Icy relations between the Vatican and the Orthodox Church, which is suspicious of Roman Catholic expansion into traditionally Orthodox countries, have blocked the ailing pontiff's hopes of visiting Russia. On his visit to predominantly Orthodox Bulgaria, John Paul is reaching out to a faith that has at times reviled him.

"With respect I greet His Holiness Patriarch Maxim," the Pope said Thursday. "I fervently hope that my visit will serve to increase our knowledge of each other."

Melting the ice in Bulgaria, one of the former Soviet Union's most fiercely loyal satellites, could help pave the way for the visit to Russia that the Pope has sought for so long.

Thousands of cheering people lined the Pope's motorcade route Thursday, even though only 80,000 of Bulgaria's eight million people are Catholics and many have viewed the visit with a studied nonchalance. A recent survey suggested that fewer than one in three Bulgarians has a real understanding of who the Pope is.

"I am absolutely indifferent," declared Mariyka Andonova, 52, a Sofia physician. "On one hand, it puts Bulgaria on the map. But on the other, an enormous amount of money is being spent on security for the Pope - money that could be used to help aging retirees. I don't appreciate that."

For years, Maxim refused to meet with the Pope, thwarting numerous efforts by the Bulgarian government to organize a visit, which the Vatican said it would consent to only if Orthodox leaders would welcome it.

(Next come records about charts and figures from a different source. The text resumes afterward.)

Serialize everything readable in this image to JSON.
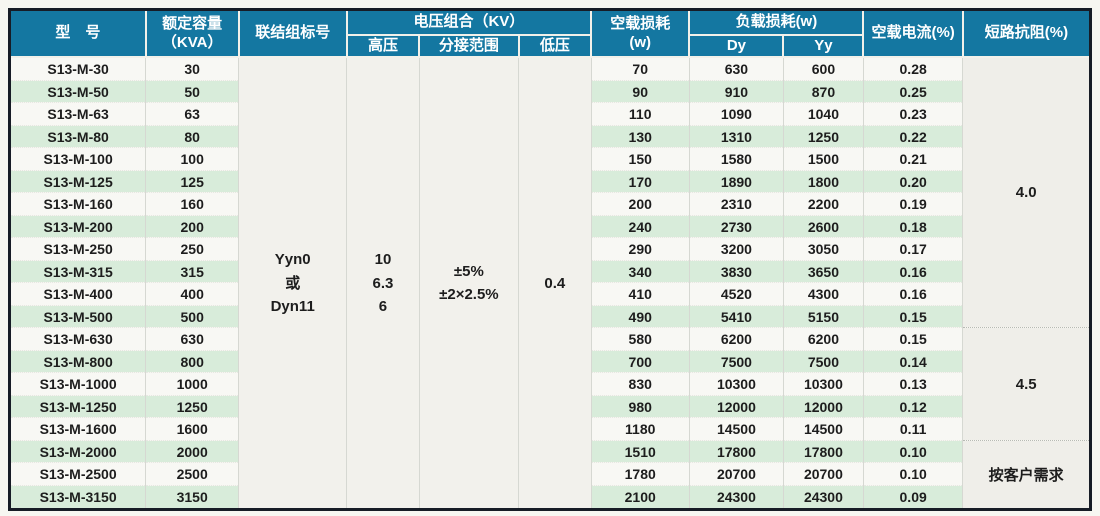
{
  "colors": {
    "header_bg": "#1477a1",
    "header_text": "#ffffff",
    "stripe_green": "#d8ecda",
    "row_white": "#f8f8f4",
    "outer_border": "#171c26"
  },
  "table": {
    "headers": {
      "model": "型　号",
      "capacity_line1": "额定容量",
      "capacity_line2": "（KVA）",
      "connection": "联结组标号",
      "voltage_group": "电压组合（KV）",
      "hv": "高压",
      "tap_range": "分接范围",
      "lv": "低压",
      "no_load_loss_line1": "空载损耗",
      "no_load_loss_line2": "(w)",
      "load_loss": "负载损耗(w)",
      "dy": "Dy",
      "yy": "Yy",
      "no_load_current": "空载电流(%)",
      "impedance": "短路抗阻(%)"
    },
    "merged_cells": [
      {
        "name": "connection-group-cell",
        "lines": [
          "Yyn0",
          "或",
          "Dyn11"
        ]
      },
      {
        "name": "high-voltage-cell",
        "lines": [
          "10",
          "6.3",
          "6"
        ]
      },
      {
        "name": "tap-range-cell",
        "lines": [
          "±5%",
          "±2×2.5%"
        ]
      },
      {
        "name": "low-voltage-cell",
        "lines": [
          "0.4"
        ]
      }
    ],
    "rows": [
      {
        "model": "S13-M-30",
        "kva": "30",
        "no_load_loss": "70",
        "dy": "630",
        "yy": "600",
        "current": "0.28"
      },
      {
        "model": "S13-M-50",
        "kva": "50",
        "no_load_loss": "90",
        "dy": "910",
        "yy": "870",
        "current": "0.25"
      },
      {
        "model": "S13-M-63",
        "kva": "63",
        "no_load_loss": "110",
        "dy": "1090",
        "yy": "1040",
        "current": "0.23"
      },
      {
        "model": "S13-M-80",
        "kva": "80",
        "no_load_loss": "130",
        "dy": "1310",
        "yy": "1250",
        "current": "0.22"
      },
      {
        "model": "S13-M-100",
        "kva": "100",
        "no_load_loss": "150",
        "dy": "1580",
        "yy": "1500",
        "current": "0.21"
      },
      {
        "model": "S13-M-125",
        "kva": "125",
        "no_load_loss": "170",
        "dy": "1890",
        "yy": "1800",
        "current": "0.20"
      },
      {
        "model": "S13-M-160",
        "kva": "160",
        "no_load_loss": "200",
        "dy": "2310",
        "yy": "2200",
        "current": "0.19"
      },
      {
        "model": "S13-M-200",
        "kva": "200",
        "no_load_loss": "240",
        "dy": "2730",
        "yy": "2600",
        "current": "0.18"
      },
      {
        "model": "S13-M-250",
        "kva": "250",
        "no_load_loss": "290",
        "dy": "3200",
        "yy": "3050",
        "current": "0.17"
      },
      {
        "model": "S13-M-315",
        "kva": "315",
        "no_load_loss": "340",
        "dy": "3830",
        "yy": "3650",
        "current": "0.16"
      },
      {
        "model": "S13-M-400",
        "kva": "400",
        "no_load_loss": "410",
        "dy": "4520",
        "yy": "4300",
        "current": "0.16"
      },
      {
        "model": "S13-M-500",
        "kva": "500",
        "no_load_loss": "490",
        "dy": "5410",
        "yy": "5150",
        "current": "0.15"
      },
      {
        "model": "S13-M-630",
        "kva": "630",
        "no_load_loss": "580",
        "dy": "6200",
        "yy": "6200",
        "current": "0.15"
      },
      {
        "model": "S13-M-800",
        "kva": "800",
        "no_load_loss": "700",
        "dy": "7500",
        "yy": "7500",
        "current": "0.14"
      },
      {
        "model": "S13-M-1000",
        "kva": "1000",
        "no_load_loss": "830",
        "dy": "10300",
        "yy": "10300",
        "current": "0.13"
      },
      {
        "model": "S13-M-1250",
        "kva": "1250",
        "no_load_loss": "980",
        "dy": "12000",
        "yy": "12000",
        "current": "0.12"
      },
      {
        "model": "S13-M-1600",
        "kva": "1600",
        "no_load_loss": "1180",
        "dy": "14500",
        "yy": "14500",
        "current": "0.11"
      },
      {
        "model": "S13-M-2000",
        "kva": "2000",
        "no_load_loss": "1510",
        "dy": "17800",
        "yy": "17800",
        "current": "0.10"
      },
      {
        "model": "S13-M-2500",
        "kva": "2500",
        "no_load_loss": "1780",
        "dy": "20700",
        "yy": "20700",
        "current": "0.10"
      },
      {
        "model": "S13-M-3150",
        "kva": "3150",
        "no_load_loss": "2100",
        "dy": "24300",
        "yy": "24300",
        "current": "0.09"
      }
    ],
    "impedance_sections": [
      {
        "value": "4.0",
        "row_span": 12
      },
      {
        "value": "4.5",
        "row_span": 5
      },
      {
        "value": "按客户需求",
        "row_span": 3
      }
    ]
  }
}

He relented in March.

Maxim attended Thursday's papal welcome ceremony, although he made it clear that he didn't want the Pope's visit to Sofia's main Orthodox cathedral to coincide with Friday's services there.

The 82-year-old Pope's four-day visit is a major test of his stamina. His current trip began in the former Soviet republic of Azerbaijan, where the pontiff's breathing was audibly laboured and he was unable to finish his sermons, instead passing the texts to an aide.

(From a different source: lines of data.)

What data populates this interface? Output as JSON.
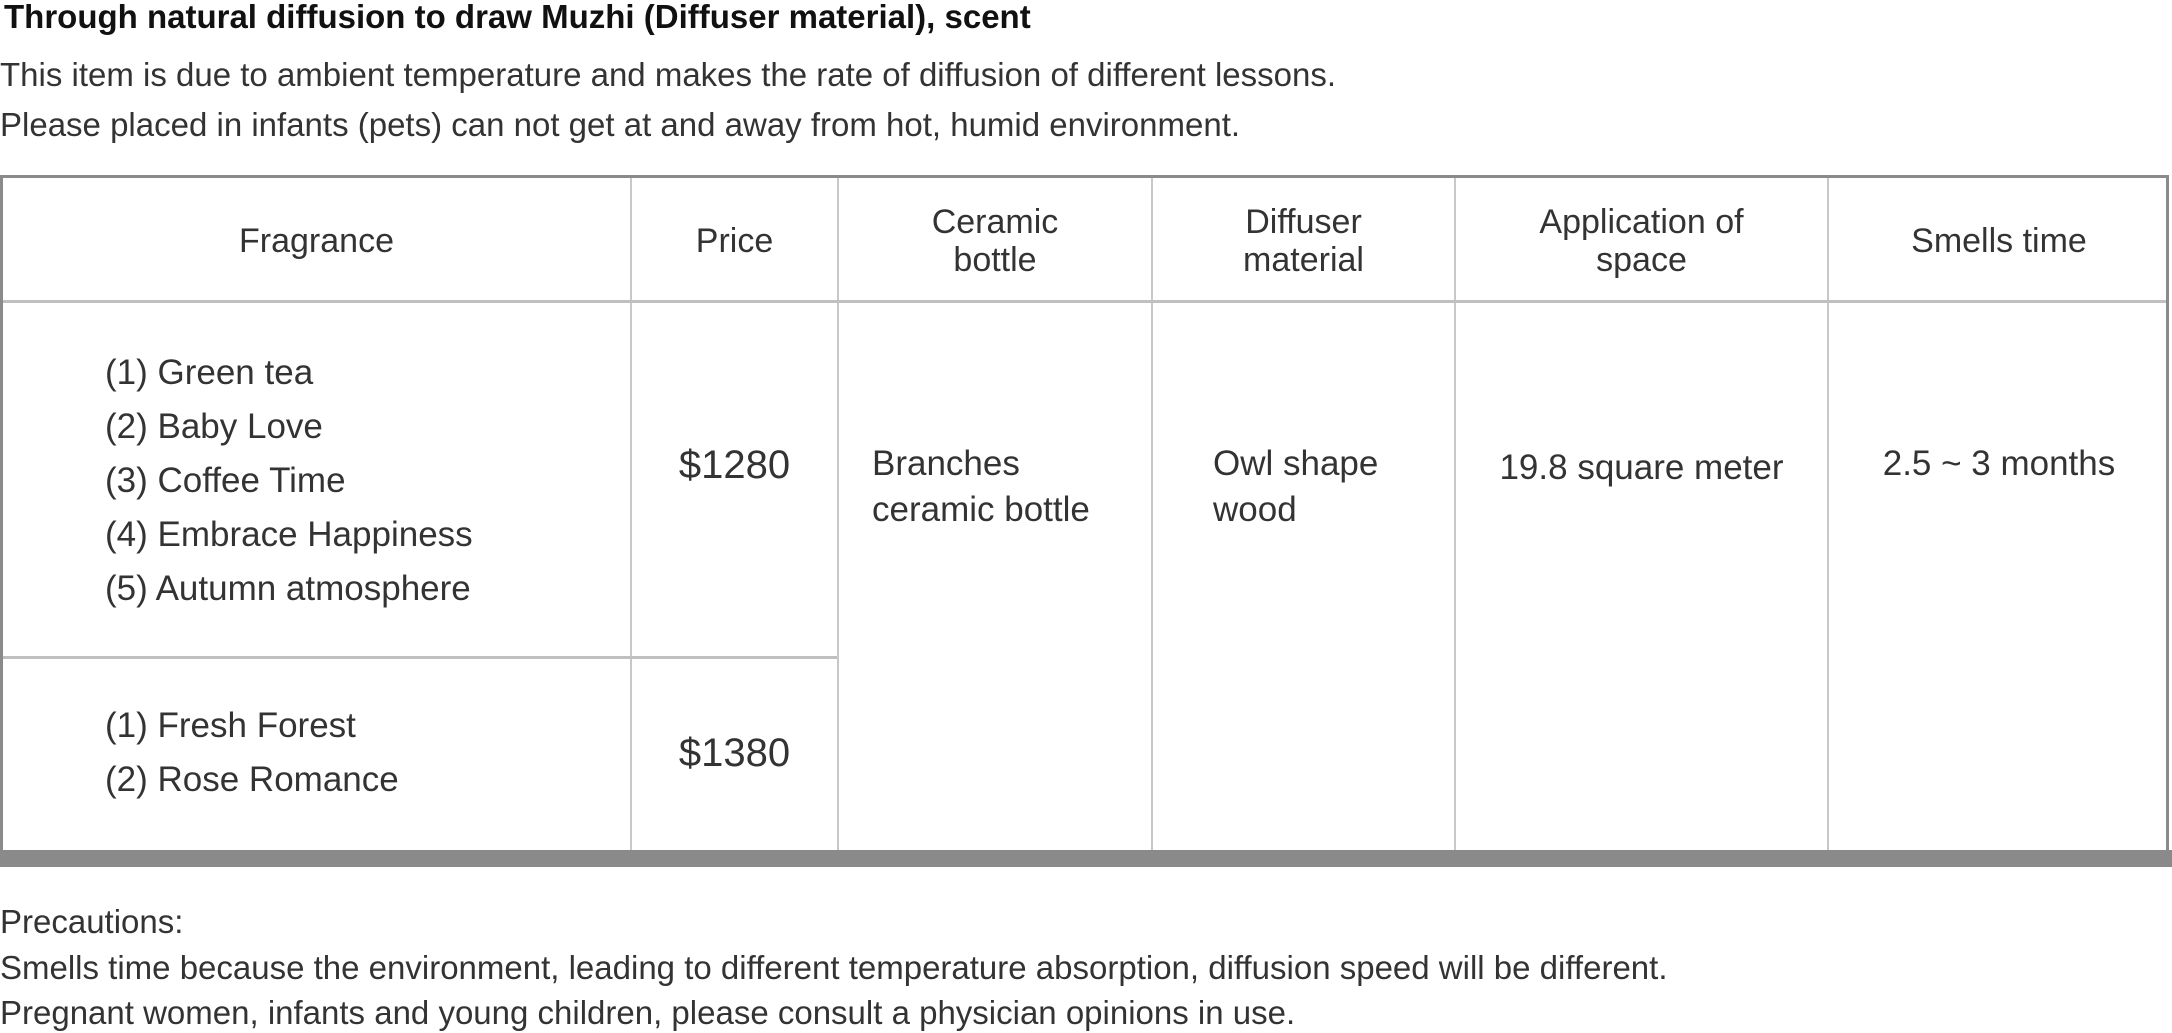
{
  "title": "Through natural diffusion to draw Muzhi (Diffuser material), scent",
  "intro": [
    "This item is due to ambient temperature and makes the rate of diffusion of different lessons.",
    "Please placed in infants (pets) can not get at and away from hot, humid environment."
  ],
  "table": {
    "headers": [
      "Fragrance",
      "Price",
      "Ceramic bottle",
      "Diffuser material",
      "Application of space",
      "Smells time"
    ],
    "groups": [
      {
        "fragrances": [
          "(1) Green tea",
          "(2) Baby Love",
          "(3) Coffee Time",
          "(4) Embrace Happiness",
          "(5) Autumn atmosphere"
        ],
        "price": "$1280"
      },
      {
        "fragrances": [
          "(1) Fresh Forest",
          "(2) Rose Romance"
        ],
        "price": "$1380"
      }
    ],
    "ceramic_bottle": "Branches ceramic bottle",
    "diffuser_material": "Owl shape wood",
    "application_of_space": "19.8 square meter",
    "smells_time": "2.5 ~ 3 months"
  },
  "precautions": {
    "heading": "Precautions:",
    "lines": [
      "Smells time because the environment, leading to different temperature absorption, diffusion speed will be different.",
      "Pregnant women, infants and young children, please consult a physician opinions in use."
    ]
  }
}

John Paul's speech is often slurred and his hands tremble - symptoms of Parkinson's disease - and he walks with difficulty because of knee and hip ailments. For the first time, a motorized platform was used for him to get on and off the papal aircraft so he wouldn't have to climb steps.

But on Thursday, he showed a bit of strength and spirit, walking a few brisk steps with a cane, standing through the Bulgarian and Vatican anthems and beginning his welcome address with a clear voice and a joke about his age.